BLCO has a strong position in the eye care market, benefiting from aging demographic trends, improved income levels in emerging markets, increasing digital screen times, and a rise in the incidence of diabetes. Fitch expects the company to continue to pursue innovation in Vision Care, which will help drive intermediate- and long-term revenue growth while also supporting margins.
BLCO recently acquired Novartis (SIX: NOVN )’ ocular surface pharmaceuticals portfolio, including Xiidra, which is expected to significantly boost BLCO’s profitability. The acquisition also includes a mid-stage developmental pharmaceutical product and AcuStream, a device for precise dosing and accurate delivery of certain topical ophthalmic medications.
Fitch expects BLCO to maintain leverage between 5x and 5.5x following the acquisition. It also assumes that margins will remain relatively stable over the long term but assumes a 100bps -150bps compression in 2025, sustaining at those levels thereafter due to near-term macroeconomic headwinds and potential impacts from global tariff disputes.
BLCO is expected to have consistently positive Free Cash Flow (FCF) due to advancing sales, relatively stable margins, solid working capital management, and moderate capital expenditure requirements. Fitch does not expect BLCO to pay dividends or engage in share repurchases.

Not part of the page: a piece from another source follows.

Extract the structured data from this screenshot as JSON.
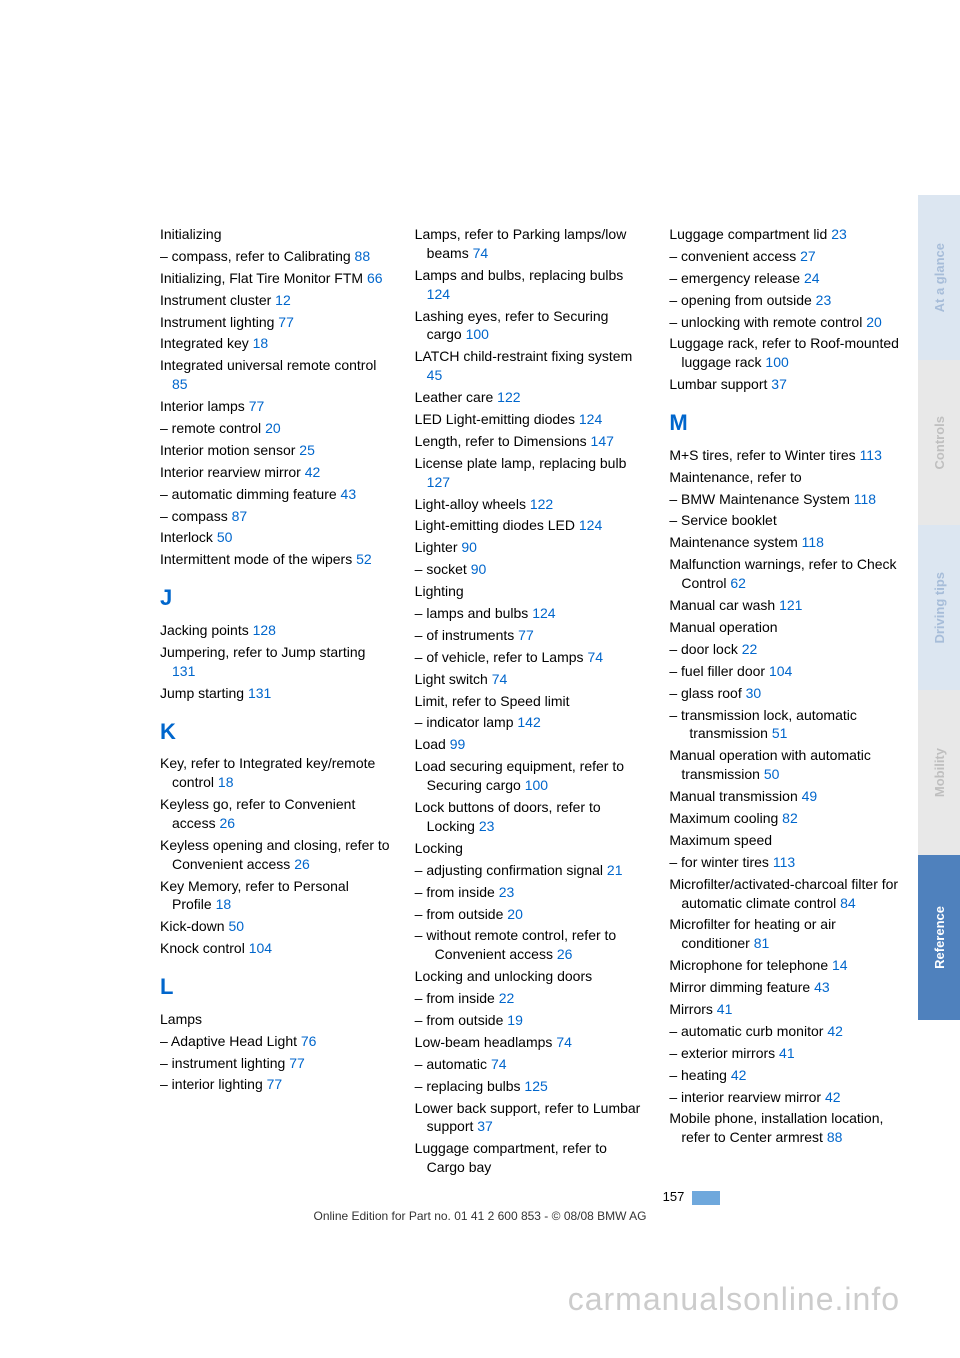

Fitch compares BLCO to other medical device and products companies, including Boston Scientific Corp (NYSE: BSX ). (A-/Stable), Becton, Dickinson & Company (BBB/Stable), Zimmer Biomet Holdings (NYSE: ZBH ), Inc. (BBB/Stable), Solventum Corporation (BBB-/Rating Watch Positive), and ICU Medical (NASDAQ: ICUI ) (BB/Negative). However, unlike its peers that address multiple markets, BLCO solely focuses on eye health.

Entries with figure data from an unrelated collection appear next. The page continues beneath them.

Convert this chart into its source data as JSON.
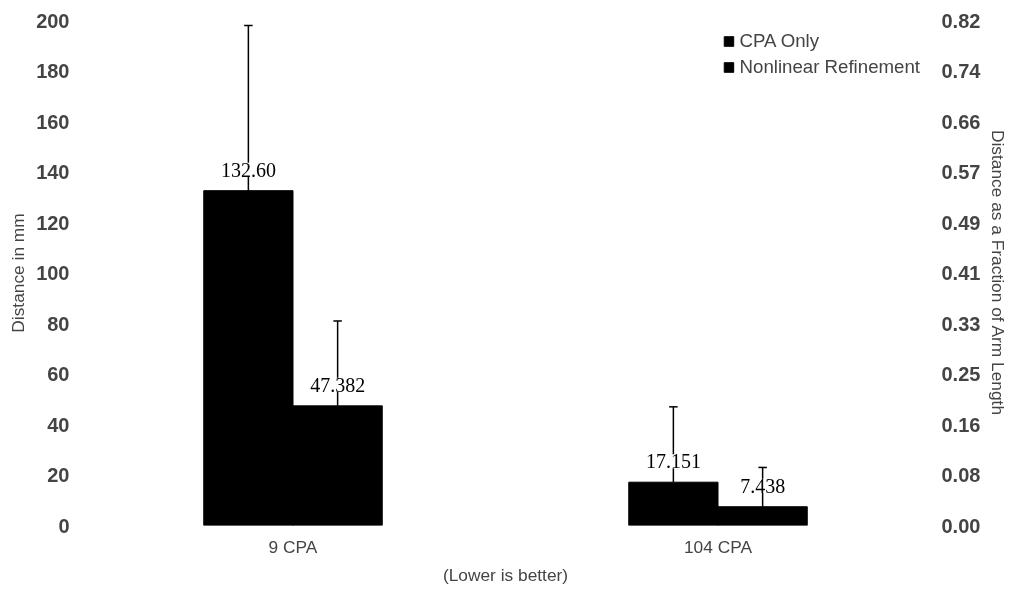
{
  "chart_data": {
    "type": "bar",
    "categories": [
      "9 CPA",
      "104 CPA"
    ],
    "xlabel": "(Lower is better)",
    "ylabel": "Distance in mm",
    "y2label": "Distance as a Fraction of Arm Length",
    "series": [
      {
        "name": "CPA Only",
        "color": "#000000",
        "values": [
          132.6,
          17.151
        ],
        "value_labels": [
          "132.60",
          "17.151"
        ],
        "errors": [
          [
            132.6,
            198
          ],
          [
            17.151,
            47
          ]
        ]
      },
      {
        "name": "Nonlinear Refinement",
        "color": "#000000",
        "values": [
          47.382,
          7.438
        ],
        "value_labels": [
          "47.382",
          "7.438"
        ],
        "errors": [
          [
            47.382,
            81
          ],
          [
            7.438,
            23
          ]
        ]
      }
    ],
    "ylim": [
      0,
      200
    ],
    "yticks": [
      0,
      20,
      40,
      60,
      80,
      100,
      120,
      140,
      160,
      180,
      200
    ],
    "y2lim": [
      0,
      0.82
    ],
    "y2ticks": [
      {
        "value": 0,
        "label": "0.00"
      },
      {
        "value": 0.082,
        "label": "0.08"
      },
      {
        "value": 0.164,
        "label": "0.16"
      },
      {
        "value": 0.246,
        "label": "0.25"
      },
      {
        "value": 0.328,
        "label": "0.33"
      },
      {
        "value": 0.41,
        "label": "0.41"
      },
      {
        "value": 0.492,
        "label": "0.49"
      },
      {
        "value": 0.574,
        "label": "0.57"
      },
      {
        "value": 0.656,
        "label": "0.66"
      },
      {
        "value": 0.738,
        "label": "0.74"
      },
      {
        "value": 0.82,
        "label": "0.82"
      }
    ],
    "grid": false,
    "legend": "top right"
  }
}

In its recovery analysis, Fitch estimates a going-concern enterprise value of $6.0 billion for BLCO and assumes that administrative claims consume 10% of this value in the recovery analysis. It also assumes a recovery enterprise value/EBITDA multiple of 7.0x for BLCO, generally in line with the 6.0x-7.0x typically assigned to medical device/specialty pharmaceutical manufacturers.
Fitch’s rating sensitivities include potential changes related to ring-fencing and access and control, which could lead to a rating on a consolidated basis with BHC or with a one notch uplift rather than two notches. A downgrade at BHC could also lead to negative rating action. On the other hand, positive rating action could occur if Fitch views BLCO on a standalone basis or if there is an upgrade at BHC.